Lamı cimi yok, bu sezon, atv'ye fena halde yaradı.
Ekrana sürdüğü yeni diziler arasında bir tane bile 'karavana' yok.
'Bir Zamanlar Çukurova', 'Ağlama Anne' ve son olarak da 'Can
Kırıkları', izleyiciyi yüreğinden yakalamayı başardı.
Geçen yılın yıldızları 'Eşkıya Dünyaya Hükümdar Olmaz', 'Sen Anlat
Karadeniz' ve 'Aşk ve Mavi' ise sezona giderek artan bir ivme ile
başladılar.
Hiç abartmıyorum, 'Can Kırıkları'nı gözümü kırpmadan, nefes nefese
izledim. Bir olay bitmeden diğeri başladı, bir sürprizi hazmetmeden
diğeriyle şoke oldum. Ben ilk bölümünde bu kadar çok aksiyonun bir
araya geldiği başka bir dizi daha hatırlamıyorum.
İki genç kadını polis olmaya götüren yol, meğer yürek kanatan 'can
kırıkları' ile doluymuş. Dizi; memlekette kadın olmanın
zorluklarına vurgu yaparken, istismardan cinsel tacize, mobbing'den
sahte evliliklere ve aldatmalara kadar son derece geniş bir
perspektifte meseleyi masaya yatırıyor.
Bunu yaparken de sadece duyguların üzerinde tepinmeyip yerli
yerinde aksiyon sahneleriyle izleyiciyi ekrana bağlamayı
başarıyor.
Dizinin başarısında kalburüstü senaryosunun ve yaratıcı rejisinin
yanı sıra isabetli oyuncu tercihlerinin de katkısı büyük.
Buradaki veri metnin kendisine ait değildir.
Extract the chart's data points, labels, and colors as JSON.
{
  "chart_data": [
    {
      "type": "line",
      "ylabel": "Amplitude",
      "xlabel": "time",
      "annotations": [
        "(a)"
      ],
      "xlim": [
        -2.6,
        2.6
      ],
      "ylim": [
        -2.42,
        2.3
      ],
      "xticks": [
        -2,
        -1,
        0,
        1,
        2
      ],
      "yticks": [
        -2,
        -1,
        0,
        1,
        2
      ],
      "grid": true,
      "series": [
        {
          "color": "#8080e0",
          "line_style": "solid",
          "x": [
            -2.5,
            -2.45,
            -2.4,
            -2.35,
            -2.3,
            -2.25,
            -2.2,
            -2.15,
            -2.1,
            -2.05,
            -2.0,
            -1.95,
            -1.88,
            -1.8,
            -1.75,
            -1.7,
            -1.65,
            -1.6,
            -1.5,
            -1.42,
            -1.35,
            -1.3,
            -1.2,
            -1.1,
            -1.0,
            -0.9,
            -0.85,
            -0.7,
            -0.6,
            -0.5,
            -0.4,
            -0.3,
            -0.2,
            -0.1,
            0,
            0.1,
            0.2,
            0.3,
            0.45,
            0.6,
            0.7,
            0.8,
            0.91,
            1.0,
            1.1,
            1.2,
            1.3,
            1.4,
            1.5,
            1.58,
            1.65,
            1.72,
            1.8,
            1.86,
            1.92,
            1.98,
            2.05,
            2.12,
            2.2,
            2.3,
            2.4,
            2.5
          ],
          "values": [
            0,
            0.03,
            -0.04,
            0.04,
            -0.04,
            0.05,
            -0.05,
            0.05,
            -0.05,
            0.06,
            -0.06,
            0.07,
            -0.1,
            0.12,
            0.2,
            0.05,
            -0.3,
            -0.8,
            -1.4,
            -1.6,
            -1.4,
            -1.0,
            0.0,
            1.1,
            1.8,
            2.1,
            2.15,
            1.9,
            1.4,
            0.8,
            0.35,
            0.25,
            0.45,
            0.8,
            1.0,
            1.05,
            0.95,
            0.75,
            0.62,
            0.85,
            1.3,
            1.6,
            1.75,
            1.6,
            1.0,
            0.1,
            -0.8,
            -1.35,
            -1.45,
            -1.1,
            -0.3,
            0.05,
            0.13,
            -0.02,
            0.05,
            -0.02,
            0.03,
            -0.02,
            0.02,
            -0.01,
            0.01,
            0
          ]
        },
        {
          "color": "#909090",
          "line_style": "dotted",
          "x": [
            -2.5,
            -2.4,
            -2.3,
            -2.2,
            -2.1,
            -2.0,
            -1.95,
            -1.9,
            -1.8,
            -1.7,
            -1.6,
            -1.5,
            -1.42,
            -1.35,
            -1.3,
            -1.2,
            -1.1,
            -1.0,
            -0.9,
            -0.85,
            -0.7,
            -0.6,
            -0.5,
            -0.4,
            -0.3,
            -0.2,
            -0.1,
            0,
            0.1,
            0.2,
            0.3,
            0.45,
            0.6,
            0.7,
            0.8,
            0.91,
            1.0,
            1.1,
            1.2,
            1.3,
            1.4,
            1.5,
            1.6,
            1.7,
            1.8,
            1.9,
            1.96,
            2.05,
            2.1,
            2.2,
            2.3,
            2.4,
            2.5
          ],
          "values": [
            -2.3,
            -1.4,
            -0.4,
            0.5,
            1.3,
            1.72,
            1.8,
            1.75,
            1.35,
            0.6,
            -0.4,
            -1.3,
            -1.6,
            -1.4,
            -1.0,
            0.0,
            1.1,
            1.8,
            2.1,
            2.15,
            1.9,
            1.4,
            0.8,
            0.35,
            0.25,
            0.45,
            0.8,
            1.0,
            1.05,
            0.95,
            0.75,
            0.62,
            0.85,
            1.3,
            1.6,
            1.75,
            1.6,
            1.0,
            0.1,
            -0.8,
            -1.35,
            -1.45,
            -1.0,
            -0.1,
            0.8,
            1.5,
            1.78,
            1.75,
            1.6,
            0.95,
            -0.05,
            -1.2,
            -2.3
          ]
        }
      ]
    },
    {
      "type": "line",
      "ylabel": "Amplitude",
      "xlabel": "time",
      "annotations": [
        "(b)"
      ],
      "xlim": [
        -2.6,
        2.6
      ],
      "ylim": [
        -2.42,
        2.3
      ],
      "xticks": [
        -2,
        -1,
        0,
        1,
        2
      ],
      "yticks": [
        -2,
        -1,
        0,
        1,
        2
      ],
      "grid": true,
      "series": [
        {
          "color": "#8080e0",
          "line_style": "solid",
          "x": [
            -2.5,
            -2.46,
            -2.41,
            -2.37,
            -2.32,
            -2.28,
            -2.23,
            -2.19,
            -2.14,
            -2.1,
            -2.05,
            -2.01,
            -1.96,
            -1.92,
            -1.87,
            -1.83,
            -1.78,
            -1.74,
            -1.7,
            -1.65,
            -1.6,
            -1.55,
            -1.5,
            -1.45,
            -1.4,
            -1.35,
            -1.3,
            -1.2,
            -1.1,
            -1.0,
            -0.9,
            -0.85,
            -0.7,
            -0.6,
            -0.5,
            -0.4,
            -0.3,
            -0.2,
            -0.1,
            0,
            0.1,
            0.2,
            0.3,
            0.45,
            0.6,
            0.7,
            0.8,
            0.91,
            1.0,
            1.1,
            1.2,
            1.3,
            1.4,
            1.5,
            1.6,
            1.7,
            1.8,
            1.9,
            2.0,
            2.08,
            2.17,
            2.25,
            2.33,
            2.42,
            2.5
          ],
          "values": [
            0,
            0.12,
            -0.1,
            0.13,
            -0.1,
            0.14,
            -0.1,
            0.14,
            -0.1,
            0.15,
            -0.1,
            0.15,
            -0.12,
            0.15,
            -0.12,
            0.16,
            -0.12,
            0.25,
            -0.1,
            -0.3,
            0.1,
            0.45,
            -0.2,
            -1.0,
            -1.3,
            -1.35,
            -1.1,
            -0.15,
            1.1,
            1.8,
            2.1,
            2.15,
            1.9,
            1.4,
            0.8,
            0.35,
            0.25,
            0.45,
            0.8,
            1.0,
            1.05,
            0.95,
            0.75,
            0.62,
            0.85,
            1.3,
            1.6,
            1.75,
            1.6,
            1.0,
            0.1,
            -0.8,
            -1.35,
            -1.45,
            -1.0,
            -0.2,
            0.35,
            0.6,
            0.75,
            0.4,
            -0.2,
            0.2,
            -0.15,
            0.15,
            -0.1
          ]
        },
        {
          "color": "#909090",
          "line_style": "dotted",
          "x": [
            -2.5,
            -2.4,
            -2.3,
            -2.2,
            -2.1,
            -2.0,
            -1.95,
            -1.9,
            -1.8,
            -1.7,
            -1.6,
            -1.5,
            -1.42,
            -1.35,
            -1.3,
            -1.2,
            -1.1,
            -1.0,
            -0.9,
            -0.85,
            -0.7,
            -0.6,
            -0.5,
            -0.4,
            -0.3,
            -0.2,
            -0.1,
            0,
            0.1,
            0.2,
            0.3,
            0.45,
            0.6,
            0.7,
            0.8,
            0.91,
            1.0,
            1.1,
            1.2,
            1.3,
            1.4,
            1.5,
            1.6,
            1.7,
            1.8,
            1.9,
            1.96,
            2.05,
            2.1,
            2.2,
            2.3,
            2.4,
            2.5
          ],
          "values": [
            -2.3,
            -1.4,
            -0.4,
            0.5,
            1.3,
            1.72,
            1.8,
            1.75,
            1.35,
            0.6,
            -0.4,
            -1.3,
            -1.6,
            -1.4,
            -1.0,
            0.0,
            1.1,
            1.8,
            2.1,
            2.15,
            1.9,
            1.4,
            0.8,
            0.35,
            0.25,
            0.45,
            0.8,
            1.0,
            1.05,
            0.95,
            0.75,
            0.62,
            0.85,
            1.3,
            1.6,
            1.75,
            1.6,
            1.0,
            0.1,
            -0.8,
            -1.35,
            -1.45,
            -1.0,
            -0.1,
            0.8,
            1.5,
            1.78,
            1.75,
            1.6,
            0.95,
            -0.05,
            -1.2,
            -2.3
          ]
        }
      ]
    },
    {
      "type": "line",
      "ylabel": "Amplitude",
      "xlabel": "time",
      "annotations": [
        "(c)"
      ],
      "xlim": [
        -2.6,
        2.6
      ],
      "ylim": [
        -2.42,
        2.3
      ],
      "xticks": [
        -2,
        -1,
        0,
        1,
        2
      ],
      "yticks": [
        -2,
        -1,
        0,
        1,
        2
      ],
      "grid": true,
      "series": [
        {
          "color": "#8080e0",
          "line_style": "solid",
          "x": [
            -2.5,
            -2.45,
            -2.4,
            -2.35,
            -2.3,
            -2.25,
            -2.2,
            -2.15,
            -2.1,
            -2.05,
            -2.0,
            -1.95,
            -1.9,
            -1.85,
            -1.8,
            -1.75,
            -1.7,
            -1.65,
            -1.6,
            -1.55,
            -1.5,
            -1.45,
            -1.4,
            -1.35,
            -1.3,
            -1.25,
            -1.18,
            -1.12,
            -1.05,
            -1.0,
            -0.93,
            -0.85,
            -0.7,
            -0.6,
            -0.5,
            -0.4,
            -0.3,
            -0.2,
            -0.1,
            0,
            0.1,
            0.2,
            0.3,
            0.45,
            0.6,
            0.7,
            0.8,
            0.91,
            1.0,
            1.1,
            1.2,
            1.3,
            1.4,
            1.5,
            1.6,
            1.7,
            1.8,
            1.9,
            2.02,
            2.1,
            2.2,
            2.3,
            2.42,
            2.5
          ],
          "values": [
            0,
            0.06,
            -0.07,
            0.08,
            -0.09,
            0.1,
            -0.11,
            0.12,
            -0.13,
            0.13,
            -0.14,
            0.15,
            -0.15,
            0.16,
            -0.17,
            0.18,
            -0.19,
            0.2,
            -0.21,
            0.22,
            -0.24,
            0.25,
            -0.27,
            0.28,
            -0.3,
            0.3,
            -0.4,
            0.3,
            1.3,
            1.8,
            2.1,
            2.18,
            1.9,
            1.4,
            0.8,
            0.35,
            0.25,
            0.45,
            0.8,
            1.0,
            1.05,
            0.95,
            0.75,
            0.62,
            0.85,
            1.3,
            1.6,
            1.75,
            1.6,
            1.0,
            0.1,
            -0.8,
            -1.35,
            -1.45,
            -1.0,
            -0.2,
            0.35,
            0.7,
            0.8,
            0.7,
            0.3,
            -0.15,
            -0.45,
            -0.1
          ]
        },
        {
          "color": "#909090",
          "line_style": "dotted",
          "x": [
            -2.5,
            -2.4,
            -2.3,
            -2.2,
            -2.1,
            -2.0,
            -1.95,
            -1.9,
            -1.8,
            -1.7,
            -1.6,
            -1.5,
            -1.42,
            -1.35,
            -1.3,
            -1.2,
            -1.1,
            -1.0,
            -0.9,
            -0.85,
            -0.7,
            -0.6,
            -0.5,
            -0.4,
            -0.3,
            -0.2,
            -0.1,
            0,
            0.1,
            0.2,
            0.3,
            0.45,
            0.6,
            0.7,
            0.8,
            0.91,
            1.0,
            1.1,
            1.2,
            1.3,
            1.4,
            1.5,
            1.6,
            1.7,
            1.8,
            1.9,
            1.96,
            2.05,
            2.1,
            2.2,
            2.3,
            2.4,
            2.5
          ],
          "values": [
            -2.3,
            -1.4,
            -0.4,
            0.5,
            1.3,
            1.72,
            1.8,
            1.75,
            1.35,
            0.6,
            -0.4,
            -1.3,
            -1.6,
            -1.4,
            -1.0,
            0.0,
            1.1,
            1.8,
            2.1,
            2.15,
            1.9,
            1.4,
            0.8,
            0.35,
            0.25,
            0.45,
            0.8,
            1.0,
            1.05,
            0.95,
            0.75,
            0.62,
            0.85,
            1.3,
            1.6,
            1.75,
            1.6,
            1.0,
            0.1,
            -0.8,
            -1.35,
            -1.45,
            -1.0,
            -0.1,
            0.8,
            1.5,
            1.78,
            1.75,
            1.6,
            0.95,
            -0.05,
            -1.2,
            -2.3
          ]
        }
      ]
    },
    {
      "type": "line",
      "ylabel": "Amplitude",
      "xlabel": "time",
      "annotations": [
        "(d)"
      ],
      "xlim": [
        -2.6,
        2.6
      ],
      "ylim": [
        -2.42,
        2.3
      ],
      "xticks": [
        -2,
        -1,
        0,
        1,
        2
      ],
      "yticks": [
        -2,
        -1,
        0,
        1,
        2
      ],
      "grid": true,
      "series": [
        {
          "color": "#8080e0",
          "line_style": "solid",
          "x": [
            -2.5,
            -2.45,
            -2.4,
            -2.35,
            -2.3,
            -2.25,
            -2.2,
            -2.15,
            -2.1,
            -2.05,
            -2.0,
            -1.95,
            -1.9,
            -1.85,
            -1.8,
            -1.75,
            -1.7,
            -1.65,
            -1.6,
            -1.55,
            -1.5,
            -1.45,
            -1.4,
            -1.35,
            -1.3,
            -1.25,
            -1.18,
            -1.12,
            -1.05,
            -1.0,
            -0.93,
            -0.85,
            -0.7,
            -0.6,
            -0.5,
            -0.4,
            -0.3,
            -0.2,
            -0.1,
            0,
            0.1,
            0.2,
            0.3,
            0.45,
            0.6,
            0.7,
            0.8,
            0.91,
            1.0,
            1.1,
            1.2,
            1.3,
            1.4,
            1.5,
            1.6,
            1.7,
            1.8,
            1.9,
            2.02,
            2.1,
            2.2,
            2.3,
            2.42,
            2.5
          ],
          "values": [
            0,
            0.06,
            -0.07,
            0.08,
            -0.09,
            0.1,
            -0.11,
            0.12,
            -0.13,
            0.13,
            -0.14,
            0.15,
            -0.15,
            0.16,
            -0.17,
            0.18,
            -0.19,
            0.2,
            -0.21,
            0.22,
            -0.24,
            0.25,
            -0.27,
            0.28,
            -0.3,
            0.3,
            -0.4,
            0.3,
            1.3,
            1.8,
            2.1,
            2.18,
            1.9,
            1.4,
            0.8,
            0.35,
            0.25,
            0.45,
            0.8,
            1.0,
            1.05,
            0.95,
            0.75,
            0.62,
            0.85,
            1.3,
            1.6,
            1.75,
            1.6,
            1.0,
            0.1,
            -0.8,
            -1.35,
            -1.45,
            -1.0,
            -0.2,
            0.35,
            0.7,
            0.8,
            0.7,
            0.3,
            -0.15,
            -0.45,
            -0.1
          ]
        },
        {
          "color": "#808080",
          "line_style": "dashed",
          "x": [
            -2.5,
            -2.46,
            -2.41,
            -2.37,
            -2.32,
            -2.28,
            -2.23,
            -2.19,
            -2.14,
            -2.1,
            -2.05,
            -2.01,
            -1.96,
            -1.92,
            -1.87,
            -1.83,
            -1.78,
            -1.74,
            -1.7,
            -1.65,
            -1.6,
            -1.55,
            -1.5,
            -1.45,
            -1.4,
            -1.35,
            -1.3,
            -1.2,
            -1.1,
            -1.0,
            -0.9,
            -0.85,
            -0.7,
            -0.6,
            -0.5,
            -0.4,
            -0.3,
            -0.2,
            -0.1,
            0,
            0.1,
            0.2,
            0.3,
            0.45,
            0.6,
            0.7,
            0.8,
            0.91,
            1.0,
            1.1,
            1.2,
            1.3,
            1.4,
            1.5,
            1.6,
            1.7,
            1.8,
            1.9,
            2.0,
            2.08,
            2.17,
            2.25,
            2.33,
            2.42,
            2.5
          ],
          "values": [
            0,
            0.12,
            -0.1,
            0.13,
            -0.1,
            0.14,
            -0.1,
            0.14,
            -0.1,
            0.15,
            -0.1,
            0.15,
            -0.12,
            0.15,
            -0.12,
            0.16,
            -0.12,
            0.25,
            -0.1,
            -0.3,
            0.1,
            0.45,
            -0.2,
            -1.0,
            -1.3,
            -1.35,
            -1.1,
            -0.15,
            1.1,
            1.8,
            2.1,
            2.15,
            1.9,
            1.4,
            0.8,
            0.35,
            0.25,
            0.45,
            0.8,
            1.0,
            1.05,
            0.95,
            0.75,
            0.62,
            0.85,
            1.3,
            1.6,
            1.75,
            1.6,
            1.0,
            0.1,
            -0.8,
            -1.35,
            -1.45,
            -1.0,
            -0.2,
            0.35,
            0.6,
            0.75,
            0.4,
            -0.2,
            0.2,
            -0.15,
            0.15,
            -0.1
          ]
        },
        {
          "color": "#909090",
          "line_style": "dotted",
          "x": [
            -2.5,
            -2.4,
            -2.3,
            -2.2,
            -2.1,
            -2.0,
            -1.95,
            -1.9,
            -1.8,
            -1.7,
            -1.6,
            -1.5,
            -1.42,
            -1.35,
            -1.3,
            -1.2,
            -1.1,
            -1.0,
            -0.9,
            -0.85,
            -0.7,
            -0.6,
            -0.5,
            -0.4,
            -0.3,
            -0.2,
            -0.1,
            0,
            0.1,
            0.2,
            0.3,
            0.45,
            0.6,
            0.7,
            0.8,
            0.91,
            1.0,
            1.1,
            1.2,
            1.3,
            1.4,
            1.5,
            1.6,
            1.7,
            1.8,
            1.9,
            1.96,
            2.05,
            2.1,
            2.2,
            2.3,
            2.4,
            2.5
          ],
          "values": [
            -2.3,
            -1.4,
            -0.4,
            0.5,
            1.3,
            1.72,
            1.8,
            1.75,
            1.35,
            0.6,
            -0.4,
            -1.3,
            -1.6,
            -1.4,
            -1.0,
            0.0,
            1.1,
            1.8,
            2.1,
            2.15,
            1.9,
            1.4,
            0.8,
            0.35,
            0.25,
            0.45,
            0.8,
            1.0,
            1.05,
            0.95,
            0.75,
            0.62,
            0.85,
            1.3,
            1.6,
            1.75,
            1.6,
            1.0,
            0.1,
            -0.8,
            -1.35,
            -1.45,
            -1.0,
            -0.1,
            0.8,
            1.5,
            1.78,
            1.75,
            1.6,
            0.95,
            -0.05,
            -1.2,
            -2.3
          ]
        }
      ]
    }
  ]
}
Hande Doğandemir'in 'Leyla' karakterini her bölümde büyüteceği
aşikar. Seçkin Özdemir'e 'Başkomiser Aslan' karakteri çok
yakışmış.
Bana göre tüm yeteneğine rağmen henüz hak ettiği yeri bulamayan
Alican Yücesoy, 'Cihan Karadağ' karakterini tramplen olarak
kullanmaya aday. Yeni bölümlerde devreye bir de Özgür Çevik'in
gireceği düşünülürse, ortaya bir 'rüya takımı' çıkacak gibi. Ama
bana soracak olursanız, ilk bölümün yıldızı Funda Eryiğit oldu.
'Zeynep' için belli ki bu sezon çok mürekkep tüketeceğiz.
Dizinin sezona neden geç başladığını bilmiyorum.
Ama eğer Show TV'deki 'Çukur'dan iki hafta önce başlasaydı, seyirci
sayısını çoktan katlamıştı diye düşünüyorum.